Il n’y a bien sûr rien de nouveau sous le soleil de Floride. La fureur islamiste n’en finit pas de déclarer la guerre au reste du monde – qui, lui, n’en veut surtout pas. Il y a ceux qui désignent, et ceux qui ne désignent pas. Il y a ceux qui mettent en avant la particularité des victimes, ceux qui s’inquiètent de l’avantage donné à Donald Trump, ceux qui diluent doctement le fait dans une question plus vaste (l’homophobie, le port d’armes aux États-Unis, voire la violence en général…). Ceux qui, tels les parents du tueur, nous assènent un second coup : tout cela n’aurait « rien à voir » avec l’islam. Dans quelques jours, dans quelques heures sans doute, la musique du « pas d’amalgame » et du « vivre ensemble » reprendra. Il ne faudrait tout de même pas que des homosexuels stigmatisent les musulmans de nos cités.

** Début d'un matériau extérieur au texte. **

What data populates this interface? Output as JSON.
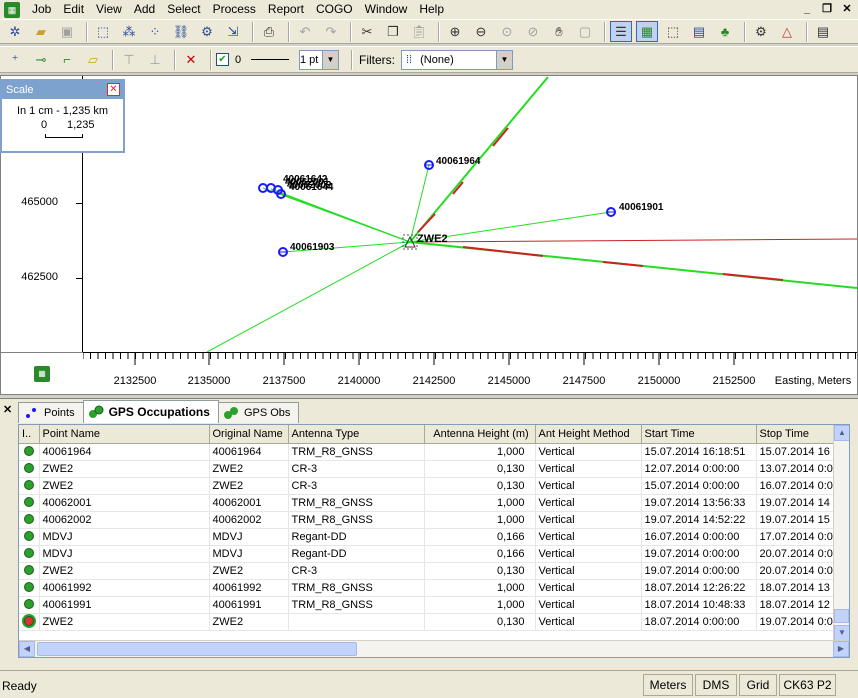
{
  "menu": [
    "Job",
    "Edit",
    "View",
    "Add",
    "Select",
    "Process",
    "Report",
    "COGO",
    "Window",
    "Help"
  ],
  "window_buttons": [
    "_",
    "❐",
    "✕"
  ],
  "toolbar2": {
    "checkbox_checked": true,
    "line_width_value": "0",
    "point_size_value": "1 pt",
    "filters_label": "Filters:",
    "filters_value": "(None)"
  },
  "scale_panel": {
    "title": "Scale",
    "text": "In 1 cm - 1,235 km",
    "bar_start": "0",
    "bar_end": "1,235"
  },
  "map": {
    "y_ticks": [
      "465000",
      "462500"
    ],
    "x_ticks": [
      "2132500",
      "2135000",
      "2137500",
      "2140000",
      "2142500",
      "2145000",
      "2147500",
      "2150000",
      "2152500"
    ],
    "x_axis_title": "Easting, Meters",
    "center_point": "ZWE2",
    "points": [
      "40061964",
      "40061642",
      "40061903",
      "40061901"
    ],
    "cluster_labels": [
      "40061642",
      "40062001",
      "40062002",
      "40061644"
    ]
  },
  "tabs": [
    {
      "label": "Points",
      "icon": "points-icon"
    },
    {
      "label": "GPS Occupations",
      "icon": "gps-occupations-icon"
    },
    {
      "label": "GPS Obs",
      "icon": "gps-obs-icon"
    }
  ],
  "table": {
    "columns": [
      "I..",
      "Point Name",
      "Original Name",
      "Antenna Type",
      "Antenna Height (m)",
      "Ant Height Method",
      "Start Time",
      "Stop Time"
    ],
    "rows": [
      [
        "40061964",
        "40061964",
        "TRM_R8_GNSS",
        "1,000",
        "Vertical",
        "15.07.2014 16:18:51",
        "15.07.2014 16"
      ],
      [
        "ZWE2",
        "ZWE2",
        "CR-3",
        "0,130",
        "Vertical",
        "12.07.2014 0:00:00",
        "13.07.2014 0:0"
      ],
      [
        "ZWE2",
        "ZWE2",
        "CR-3",
        "0,130",
        "Vertical",
        "15.07.2014 0:00:00",
        "16.07.2014 0:0"
      ],
      [
        "40062001",
        "40062001",
        "TRM_R8_GNSS",
        "1,000",
        "Vertical",
        "19.07.2014 13:56:33",
        "19.07.2014 14"
      ],
      [
        "40062002",
        "40062002",
        "TRM_R8_GNSS",
        "1,000",
        "Vertical",
        "19.07.2014 14:52:22",
        "19.07.2014 15"
      ],
      [
        "MDVJ",
        "MDVJ",
        "Regant-DD",
        "0,166",
        "Vertical",
        "16.07.2014 0:00:00",
        "17.07.2014 0:0"
      ],
      [
        "MDVJ",
        "MDVJ",
        "Regant-DD",
        "0,166",
        "Vertical",
        "19.07.2014 0:00:00",
        "20.07.2014 0:0"
      ],
      [
        "ZWE2",
        "ZWE2",
        "CR-3",
        "0,130",
        "Vertical",
        "19.07.2014 0:00:00",
        "20.07.2014 0:0"
      ],
      [
        "40061992",
        "40061992",
        "TRM_R8_GNSS",
        "1,000",
        "Vertical",
        "18.07.2014 12:26:22",
        "18.07.2014 13"
      ],
      [
        "40061991",
        "40061991",
        "TRM_R8_GNSS",
        "1,000",
        "Vertical",
        "18.07.2014 10:48:33",
        "18.07.2014 12"
      ],
      [
        "ZWE2",
        "ZWE2",
        "",
        "0,130",
        "Vertical",
        "18.07.2014 0:00:00",
        "19.07.2014 0:0"
      ]
    ]
  },
  "status": {
    "text": "Ready",
    "panels": [
      "Meters",
      "DMS",
      "Grid",
      "CK63 P2"
    ]
  },
  "colors": {
    "line_green": "#22dd22",
    "line_red": "#cc2222",
    "point_blue": "#1a1aff",
    "scale_title_bg": "#7da2ce"
  }
}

Il m’arrive de trouver que tout ce pépiement expert, décryptage et décodage, allié à un moralisme bon teint (« ne pas tomber dans le piège de la discrimination ») passe à côté des choses, de l’ordinaire de l’expérience.

Hier matin par exemple, au micro de France Culture, le psychanalyste Serge Hefez expliquait l’un des ressorts de l’homophobie. La figure de l’homosexuel renvoie certains hommes à des pulsions refoulées (qui, comme on dit, « font retour »), générant alors angoisse et violence. Cette explication a le mérite d’être intuitive, universelle et constitue un bon garde-fou. L’homophobe dûment informé de son symptôme aura, la plupart du temps, le bon goût de taire ce qui l’anime, sauf à voir les autres lui lancer, sur un mode cheap-freudien, l’enfantin « celui qui dit qui est ».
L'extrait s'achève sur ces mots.